Jacob exchanged his garments for
sackcloth, and the garment of favor became a curse in his heart.
The next garment Joseph had was given
to him by his master in Egypt, and that one, too, was stripped away
from him, this time by a woman of ill-repute, his boss's wife. He
left that one in her hand as he fled temptation and ill-repute
himself, only to have it also become an unjust witness against him.
God would not let him keep the position of a slave. But was the
position of a prisoner better? The downward spiral of Joseph's life
must have left his head reeling! How could God's favor take him so
low?
On to the jail, wearing jail-bird
clothes. This was the first time it says he changed his own clothes,
and that was so he could appear before Pharaoh himself! This was a
small upgrade. He shaved and put on clothes that did not smell of
jail. Once he told Pharaoh what God had in mind for the next 7 years,
Pharaoh clothed him in fine garments and gold jewelry! Well, that
was more like it, right? Joseph was ruler over Egypt under Pharaoh!

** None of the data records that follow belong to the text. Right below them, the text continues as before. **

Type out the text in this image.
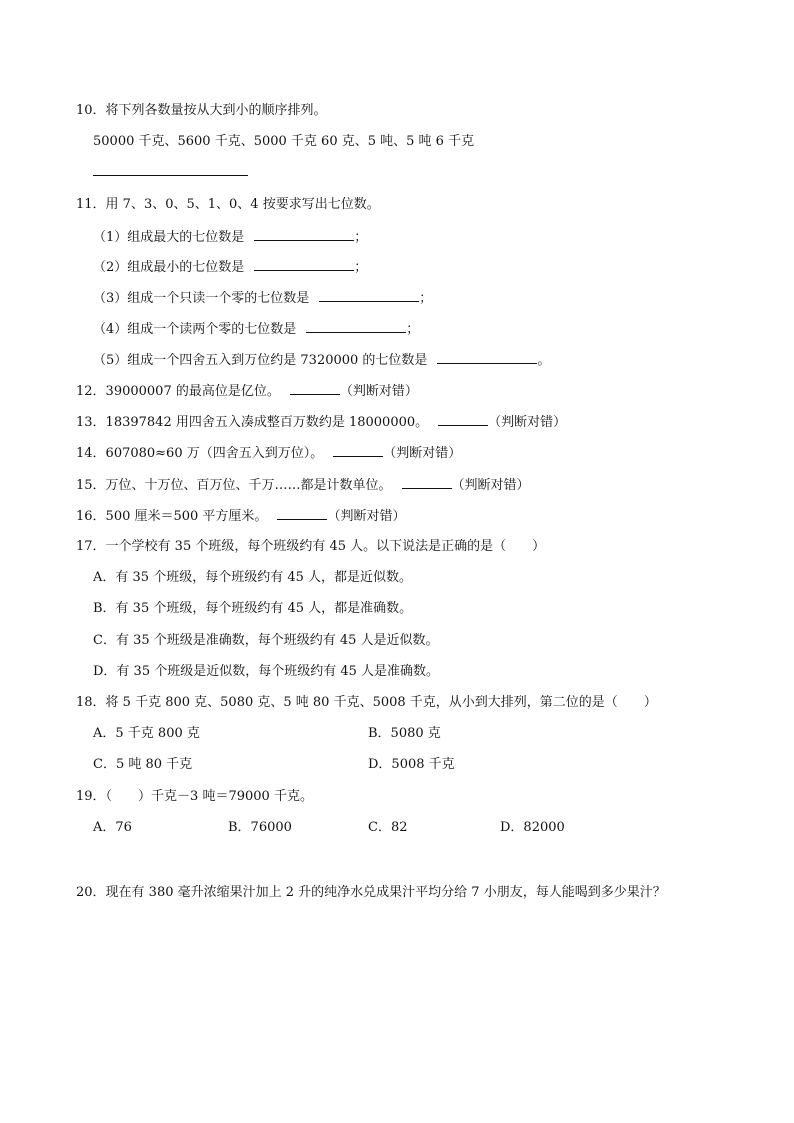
10．将下列各数量按从大到小的顺序排列。
50000 千克、5600 千克、5000 千克 60 克、5 吨、5 吨 6 千克
11．用 7、3、0、5、1、0、4 按要求写出七位数。
（1）组成最大的七位数是	；
（2）组成最小的七位数是	；
（3）组成一个只读一个零的七位数是	；
（4）组成一个读两个零的七位数是	；
（5）组成一个四舍五入到万位约是 7320000 的七位数是	。
12．39000007 的最高位是亿位。	（判断对错）
13．18397842 用四舍五入凑成整百万数约是 18000000。	（判断对错）
14．607080≈60 万（四舍五入到万位）。	（判断对错）
15．万位、十万位、百万位、千万……都是计数单位。	（判断对错）
16．500 厘米＝500 平方厘米。	（判断对错）
17．一个学校有 35 个班级，每个班级约有 45 人。以下说法是正确的是（ ）
A．有 35 个班级，每个班级约有 45 人，都是近似数。
B．有 35 个班级，每个班级约有 45 人，都是准确数。
C．有 35 个班级是准确数，每个班级约有 45 人是近似数。
D．有 35 个班级是近似数，每个班级约有 45 人是准确数。
18．将 5 千克 800 克、5080 克、5 吨 80 千克、5008 千克，从小到大排列，第二位的是（ ）
A．5 千克 800 克	B．5080 克
C．5 吨 80 千克	D．5008 千克
19．（ ）千克－3 吨＝79000 千克。
A．76	B．76000	C．82	D．82000
20．现在有 380 毫升浓缩果汁加上 2 升的纯净水兑成果汁平均分给 7 小朋友，每人能喝到多少果汁？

But these were the work clothes to fulfill the promise of God's favor
that continually followed him. Because once God put him there, all
powerful and mighty as Joseph was, his heart had to sink when the
brothers showed up in town looking for food. He used their cloth
sacks to work repentance in their lives, to bring Benjamin to his
presence, and to cause them to tear their own clothes in grief and
mourning. And that is when the dream came true, when the favor of God
allowed him to spread that favor to his brothers in the form of new
garments to replace their garments of mourning and repentance, and
bestow on Benjamin more garments of favor without them getting
jealous this time of a brother better loved. They had stripped him, but he turned around and
clothed them, showing them their brotherhood was eternal and their
favor unmerited.
This story in cloth foreshadows the
work of Christ in our lives. God shows us His favor, strips us of any
pretension that we have earned it, takes us through a purging of our
status, strength, power, and reputation, but He never takes that
presence or favor away. Others can see it, and some respond to it
rightly, some wrongly, and some are enticed by it the wrong way and
we have to run. Once the purging is done, He continues with the plan
of building us up, and seldom the way we think. He thought the
cup bearer would get him out of jail, but that hope was dashed. It
took God planting something in Pharaoh's life that would not only get
Joseph out of jail, but make him useful in God's hands for bringing
the rest of the chosen back into a right relationship with him and
with God.
If you are in the process of being
stripped, don't lose heart. God's favor has not been lifted. His plan
is mysteriously different than ours. What appears to us to be for our
harm is often for not only our good, but for the good of those we
love the most as well. Waiting for God to show us the end of the
story, that is our job...to be faithful, useful, and hopeful in the
face of searing pain and loss, while God still shapes our destiny.
Accepting that is often hard, but cooperating with it will bring
blessing in the end. Be the one God is stripping and not the
strippers of jealousy, wrath, and anger, or lust and evil desires.
Let God humble you so that He can raise you up. Joseph couldn't crawl
out of the pit, free himself from slavery, or break out of the jail cell. God had to
release him from each of those situations, and each seemed worse than
the one before. But God never left Joseph, and Joseph never fought
the Spirit of God, but worked faithfully to become one who could end
up saving not only himself, but millions. Take heart and accept
whatever garment He has you in today, for tomorrow's garments will
change, and all garments He dresses you in and strips you of fulfill the role you play in the great story of God's
work in the lives of those on whom His favor rests.